I would not use matrices at all. The third equation, \(\displaystyle y_3'= 3y_3\), involves only \(\displaystyle y_3\) and can be integrated directly: \(\displaystyle y_3(t)= c_3e^{3t}\).

The second equation is \(\displaystyle y_2'= 3y_2+ y_3= 3y_2+ c_3e^{3t}\). That is a "non-homogeneous equation with constant equations". We can first solve the "associated homogeneous equation", \(\displaystyle y_2'= 3y_2\). The general solution to that is \(\displaystyle y= c_2e^{3t}\) just as before. We also seek a single solution to the entire equation. Normally, since the "non-homogeneous" part is \(\displaystyle c_3e^{3t}\) we would try a multiple of that but that is already a solution to the homogeneous equation so we try \(\displaystyle y= Ac_3te^{3t}\). Then \(\displaystyle y'= Ac_3e^{3t}+ 3Ac_3te^{3t}\) so the equation becomes \(\displaystyle Ac_3e^{3t}+ 3Ac_3te^{3t}= Ac_3te^{3t}+ c_3e^{3t}\).
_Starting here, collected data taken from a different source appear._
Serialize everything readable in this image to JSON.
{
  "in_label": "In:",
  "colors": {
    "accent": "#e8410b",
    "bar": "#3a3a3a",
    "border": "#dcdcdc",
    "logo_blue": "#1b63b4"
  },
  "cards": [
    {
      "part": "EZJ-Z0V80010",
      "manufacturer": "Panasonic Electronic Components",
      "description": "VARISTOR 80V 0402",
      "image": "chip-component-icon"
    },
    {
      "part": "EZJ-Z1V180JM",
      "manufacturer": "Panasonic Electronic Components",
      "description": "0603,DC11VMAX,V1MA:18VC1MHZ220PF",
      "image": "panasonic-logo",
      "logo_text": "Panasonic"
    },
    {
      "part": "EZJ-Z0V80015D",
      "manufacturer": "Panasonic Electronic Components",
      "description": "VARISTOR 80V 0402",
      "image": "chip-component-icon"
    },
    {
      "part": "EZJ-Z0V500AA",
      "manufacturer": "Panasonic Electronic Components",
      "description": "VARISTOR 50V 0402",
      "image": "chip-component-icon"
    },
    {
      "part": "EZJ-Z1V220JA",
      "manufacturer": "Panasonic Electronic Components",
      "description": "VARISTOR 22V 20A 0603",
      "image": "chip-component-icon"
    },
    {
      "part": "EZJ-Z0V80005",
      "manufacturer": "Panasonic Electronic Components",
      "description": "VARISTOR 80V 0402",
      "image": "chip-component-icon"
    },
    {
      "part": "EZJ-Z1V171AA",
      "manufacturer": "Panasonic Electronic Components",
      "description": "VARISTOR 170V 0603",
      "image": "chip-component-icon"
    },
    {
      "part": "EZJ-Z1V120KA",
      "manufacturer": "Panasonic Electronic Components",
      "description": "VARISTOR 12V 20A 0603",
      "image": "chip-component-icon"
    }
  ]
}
That reduces to \(\displaystyle Ac_3e^{3t}= c_3e^{3t}\) so A= 1.

\(\displaystyle y_2= c_2e^{3t}+ c_3te^{3t}\).

Now, the first equation is \(\displaystyle y_1'= 2y_1+ y_2- y_3= 2y_1+ c_2e^{3t}+ 2c_3te^{3t}- c_3e^{3t}\). The associated homogeneous equation is \(\displaystyle y_1'= 2y_1\) which has general solution \(\displaystyle y= c_1e^{2t}\). To find a solution to the entire equation try \(\displaystyle y= (Ax+ B)e^{3t}\) and find values for A and B that make that true.